AIO APEX

Speculative Decoding: How AI Models Are Getting Faster Without Getting Bigger

Share:
Speculative Decoding: How AI Models Are Getting Faster Without Getting Bigger

The Speed Bottleneck in Large Language Models

Large language models generate text one token at a time. Each token requires a full forward pass through a model that may have billions of parameters, and those passes must be sequential — you cannot generate token N+1 until you have token N. For a model like GPT-4 or Claude 3, this means inference is fundamentally serial at the token level, making latency proportional to output length. This is not a hardware problem. Even on the fastest GPUs with perfect memory bandwidth, autoregressive decoding hits a wall because the architecture demands it. Speculative decoding sidesteps this constraint entirely by changing what the large model actually does during a forward pass.

What Speculative Decoding Actually Does

The core idea is deceptively simple: use a small, fast draft model to speculatively generate a sequence of candidate tokens, then use the large verifier model to check all of them in a single parallel forward pass. If the large model agrees with the draft's tokens, you accept them all at once. If it disagrees at position K, you reject tokens from K onward and re-sample from the large model's distribution at that position.
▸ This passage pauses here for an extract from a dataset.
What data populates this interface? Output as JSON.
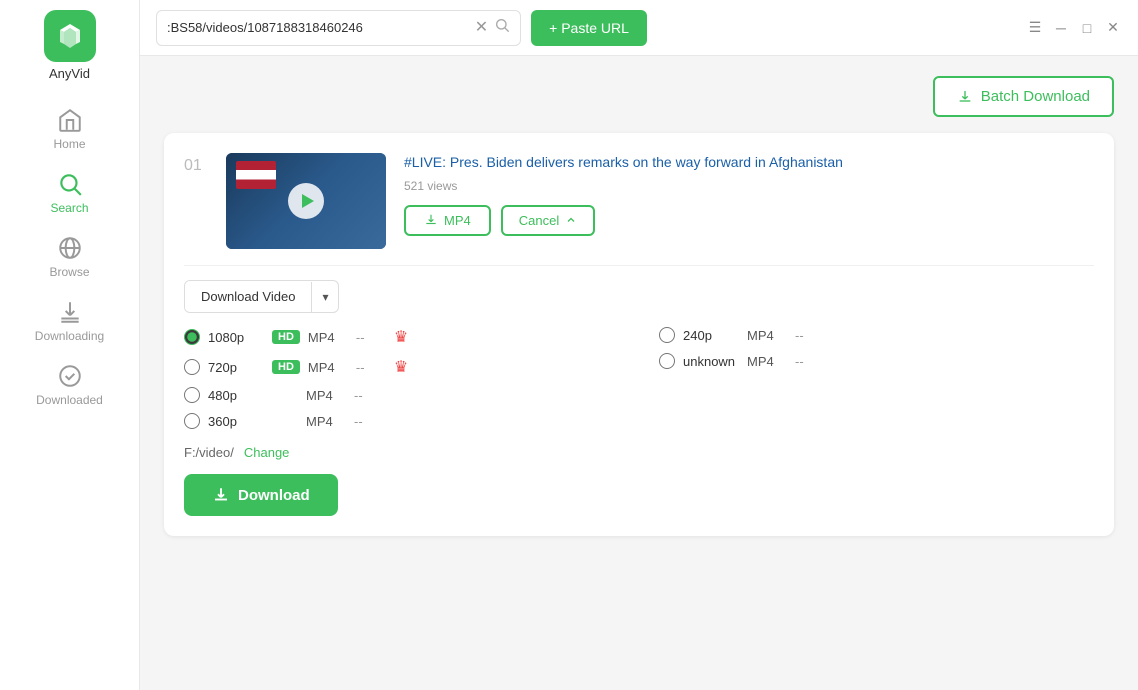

The critical insight is that the large model's forward pass is not bound by output length in verification mode — it can process a batch of K candidate tokens in roughly the same time as processing a single token for generation. When the draft model is accurate, you get K tokens for the price of one large-model forward pass. When the draft model is inaccurate, you lose some efficiency but never compromise output quality, because the verifier enforces exact alignment with the large model's distribution.

Formally, if the draft model proposes token x at position i with probability q(x), and the target model assigns probability p(x), then the token is accepted with probability min(1, p(x)/q(x)). Rejected tokens are resampled from a corrected distribution (p - q), normalized. This rejection sampling scheme guarantees that the final output distribution is identical to what you would get from the large model running alone — speculative decoding is lossless by construction.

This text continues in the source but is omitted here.